Ogasawara Y, Urabe M, Ozawa K
Department of Molecular Biology, Institute of Hematology, Jichi Medical School, Tochigi, Japan.
Microbiol Immunol. 1998;42(3):177-85. doi: 10.1111/j.1348-0421.1998.tb02269.x.
Although adeno-associated virus (AAV) vectors are potentially useful gene transfer vehicles for gene therapy, the vector production system is currently at the developmental stage. We constructed AAV helper plasmids (Rep and Cap expression plasmids) by replacing a native AAV promoter, p5, with various heterologous promoters to examine whether the efficiency of AAV vector production was influenced by modulating the AAV protein expression pattern. The helper plasmids containing heterologous promoters (EF, CMV, SV40, B19p6, and CAG promoters, respectively) expressed Rep78/68 more efficiently than a conventional helper plasmid (pIM45), but the expression of Rep52/40 and Cap decreased, resulting in a significant reduction in AAV vector production. Furthermore, the efficiency of vector production never fully recovered even if the Cap proteins were supplied by an additional expression plasmid. A large amount of Rep78/68 and/or a reduced level of Rep52/40 may have deleterious effects on AAV vector production. The present findings will aid in the development of a more efficient AAV vector production system.

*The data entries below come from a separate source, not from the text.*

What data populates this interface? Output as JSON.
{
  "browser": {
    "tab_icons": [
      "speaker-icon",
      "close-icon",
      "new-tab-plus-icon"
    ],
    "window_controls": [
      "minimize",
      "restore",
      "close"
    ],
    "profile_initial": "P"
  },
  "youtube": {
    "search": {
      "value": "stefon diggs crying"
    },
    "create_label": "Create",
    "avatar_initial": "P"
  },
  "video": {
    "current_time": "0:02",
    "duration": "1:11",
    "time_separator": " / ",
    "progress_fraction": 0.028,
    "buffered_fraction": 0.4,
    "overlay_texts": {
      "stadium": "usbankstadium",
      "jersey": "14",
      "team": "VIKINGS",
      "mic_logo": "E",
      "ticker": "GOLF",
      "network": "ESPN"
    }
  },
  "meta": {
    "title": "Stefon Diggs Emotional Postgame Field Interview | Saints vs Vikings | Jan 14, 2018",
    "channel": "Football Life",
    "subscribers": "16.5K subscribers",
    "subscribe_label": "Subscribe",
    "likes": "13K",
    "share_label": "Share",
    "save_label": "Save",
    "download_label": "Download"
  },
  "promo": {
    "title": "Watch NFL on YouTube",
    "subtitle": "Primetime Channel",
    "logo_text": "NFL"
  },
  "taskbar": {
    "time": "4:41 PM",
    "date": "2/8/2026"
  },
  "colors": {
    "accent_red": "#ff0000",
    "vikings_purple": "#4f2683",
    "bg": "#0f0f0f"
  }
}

尽管腺相关病毒(AAV)载体作为基因治疗中潜在有用的基因转移工具,但载体生产系统目前仍处于发展阶段。我们通过用各种异源启动子替换天然AAV启动子p5来构建AAV辅助质粒(Rep和Cap表达质粒),以研究AAV载体生产效率是否受AAV蛋白表达模式调控的影响。分别含有异源启动子(EF、CMV、SV40、B19p6和CAG启动子)的辅助质粒比传统辅助质粒(pIM45)更有效地表达Rep78/68,但Rep52/40和Cap的表达下降,导致AAV载体产量显著降低。此外,即使通过额外的表达质粒提供Cap蛋白,载体生产效率也从未完全恢复。大量的Rep78/68和/或Rep52/40水平降低可能对AAV载体生产产生有害影响。目前的研究结果将有助于开发更高效的AAV载体生产系统。